Violins Against Children

To the best of my knowledge, there has never been a case of a child actually dying from being forced to take music lessons. (Of course, now that I am committing this to paper I can nearly guarantee that I will soon start receiving a slew of letters all complaining about my lack of sensitivity to the musically injured, starting with the woman whose buck-toothed daughter accidentally inhaled her piccolo and finishing with the guy whose brother drowned when he neglected to clean out the spit valve on his tuba.) Ok then, let me rephrase: freak accidents aside, no child has ever been seriously harmed by practicing a musical instrument. (Ah, but what about the zither, you say? I hear that if you practice a zither with the wrong posture you can end up crippled for life.) Enough already–I’m sticking with my original argument: it ain’t gonna kill you to practice your violin for fifteen minutes a day. Or at least that’s what I tell my children.

Between Clementine and Clyde, our family has been taking violin lessons at NAU for the past seven years, which, although it may only be equivalent to 49 years in a dog’s life, is the same as 523 years in the life of a Suzuki mother. This means that according to all methods of calculation I should now be dead 10 times over, or at the very least be leading a shadow existence as a head in a jar somewhere. Somehow, though, life goes on.

It hasn’t always been easy (actually, it hasn’t ever been easy). Fortunately, however, with Clementine I got to experience the very worst of it at the very first of it: how well I remember the sight of a cute little four-year-old Clementine lying on the floor with her tiny little violin, pathetically clutching her head and moaning, “I wish I was dead! At least then I wouldn’t have to play the violin anymore.” Compared to that, Clyde’s feeble little protests (“I don’t remember signing up for this”) are almost charming.

And it hasn’t always been rewarding, either. Although, ever since we allowed her to give up on the classical pieces entirely and concentrate on fiddle tunes Clementine has begun to make excellent progress, back when she was still in the structured world of Suzuki we despaired of her ever advancing at all. In fact, I was convinced that she was destined to become the oldest living Book 1 student of all time. (As her fellow classmates grew up and moved on to Books 2, 3, 4 and even 5, and as their places were filled by a series of comparatively younger replacements, I felt as if I was seeing a real life version of Dazed and Confused, with Clementine in the Matthew McConnaughey role–“That’s what I love about these Book One kids, man. I get older and they stay the same age.”)

Many people (my husband first and foremost among them) have asked me why, since we obviously have no shortage of other stressors to fill our life, I insist on adding music lessons into the mix. To them I always reply that there was once a time (not that very long ago, actually), when people didn’t consider a person to be truly educated unless they had learned at least the basics of music–something that I still believe to be true.

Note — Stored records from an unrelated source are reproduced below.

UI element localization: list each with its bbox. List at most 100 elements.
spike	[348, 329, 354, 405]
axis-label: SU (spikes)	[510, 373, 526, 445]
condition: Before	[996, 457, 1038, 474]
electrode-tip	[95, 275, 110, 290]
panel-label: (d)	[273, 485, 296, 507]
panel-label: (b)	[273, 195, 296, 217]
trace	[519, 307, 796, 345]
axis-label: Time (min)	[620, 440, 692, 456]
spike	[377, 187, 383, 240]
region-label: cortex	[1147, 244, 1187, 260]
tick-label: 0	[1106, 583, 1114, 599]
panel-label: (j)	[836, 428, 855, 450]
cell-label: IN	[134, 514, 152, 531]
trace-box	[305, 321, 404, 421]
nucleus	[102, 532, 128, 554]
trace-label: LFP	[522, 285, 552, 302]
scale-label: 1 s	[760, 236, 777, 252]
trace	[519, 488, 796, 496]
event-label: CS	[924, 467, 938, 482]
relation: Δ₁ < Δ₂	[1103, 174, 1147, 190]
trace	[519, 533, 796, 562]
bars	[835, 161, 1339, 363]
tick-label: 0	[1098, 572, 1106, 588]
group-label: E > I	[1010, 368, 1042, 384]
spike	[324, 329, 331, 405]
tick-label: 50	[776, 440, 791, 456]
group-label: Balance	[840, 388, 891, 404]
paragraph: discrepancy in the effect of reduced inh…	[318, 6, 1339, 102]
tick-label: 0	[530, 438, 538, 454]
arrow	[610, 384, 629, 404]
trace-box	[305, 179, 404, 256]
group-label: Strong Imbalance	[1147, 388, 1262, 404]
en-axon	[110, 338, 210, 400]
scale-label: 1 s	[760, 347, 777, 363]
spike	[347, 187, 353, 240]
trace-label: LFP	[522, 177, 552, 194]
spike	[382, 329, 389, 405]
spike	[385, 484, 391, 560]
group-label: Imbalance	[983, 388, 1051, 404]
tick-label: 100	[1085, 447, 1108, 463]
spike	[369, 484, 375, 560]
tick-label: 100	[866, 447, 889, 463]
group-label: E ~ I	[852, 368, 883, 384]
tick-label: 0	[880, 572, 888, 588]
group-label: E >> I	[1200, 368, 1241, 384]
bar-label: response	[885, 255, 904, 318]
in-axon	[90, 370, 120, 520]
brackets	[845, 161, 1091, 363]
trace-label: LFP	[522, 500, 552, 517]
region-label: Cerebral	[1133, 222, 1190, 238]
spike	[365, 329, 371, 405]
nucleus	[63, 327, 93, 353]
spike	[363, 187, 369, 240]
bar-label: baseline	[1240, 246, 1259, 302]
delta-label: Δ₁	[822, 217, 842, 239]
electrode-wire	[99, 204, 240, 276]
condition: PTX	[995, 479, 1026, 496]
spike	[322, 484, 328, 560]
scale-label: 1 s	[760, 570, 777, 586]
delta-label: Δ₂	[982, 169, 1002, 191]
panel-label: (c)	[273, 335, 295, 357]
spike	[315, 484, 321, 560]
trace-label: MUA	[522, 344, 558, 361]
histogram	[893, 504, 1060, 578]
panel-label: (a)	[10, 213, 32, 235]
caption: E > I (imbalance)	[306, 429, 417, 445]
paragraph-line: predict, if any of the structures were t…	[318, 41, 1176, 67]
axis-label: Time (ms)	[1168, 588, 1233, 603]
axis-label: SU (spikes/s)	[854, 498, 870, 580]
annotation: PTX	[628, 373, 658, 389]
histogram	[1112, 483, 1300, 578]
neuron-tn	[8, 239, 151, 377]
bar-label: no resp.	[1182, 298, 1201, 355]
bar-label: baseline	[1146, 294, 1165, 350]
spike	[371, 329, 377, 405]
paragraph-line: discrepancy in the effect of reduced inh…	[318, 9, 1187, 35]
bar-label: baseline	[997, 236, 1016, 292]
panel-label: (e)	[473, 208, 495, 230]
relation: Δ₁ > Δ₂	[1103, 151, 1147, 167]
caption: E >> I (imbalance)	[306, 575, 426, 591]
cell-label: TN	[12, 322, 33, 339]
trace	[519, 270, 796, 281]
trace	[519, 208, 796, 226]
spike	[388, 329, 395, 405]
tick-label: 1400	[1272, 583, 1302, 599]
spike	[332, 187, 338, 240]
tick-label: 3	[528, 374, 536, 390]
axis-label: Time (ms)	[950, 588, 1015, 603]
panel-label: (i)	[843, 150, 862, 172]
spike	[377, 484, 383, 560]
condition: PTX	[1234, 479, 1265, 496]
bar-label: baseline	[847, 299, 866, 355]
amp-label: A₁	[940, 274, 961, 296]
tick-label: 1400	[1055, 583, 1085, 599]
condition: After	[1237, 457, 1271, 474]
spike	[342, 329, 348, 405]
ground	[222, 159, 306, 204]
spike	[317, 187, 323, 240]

And then, of course, there is something to be said for bowing to the inevitable: after all, what are the chances of a 4-year-old who melodramatically wishes for death developing into anything other than a 14-year-old who broods over the pointlessness of life as we know it? At least this way when the time comes (and it will) for Clementine to write morose little emo songs about broken hearts and dying, she’ll know exactly which key to write them in.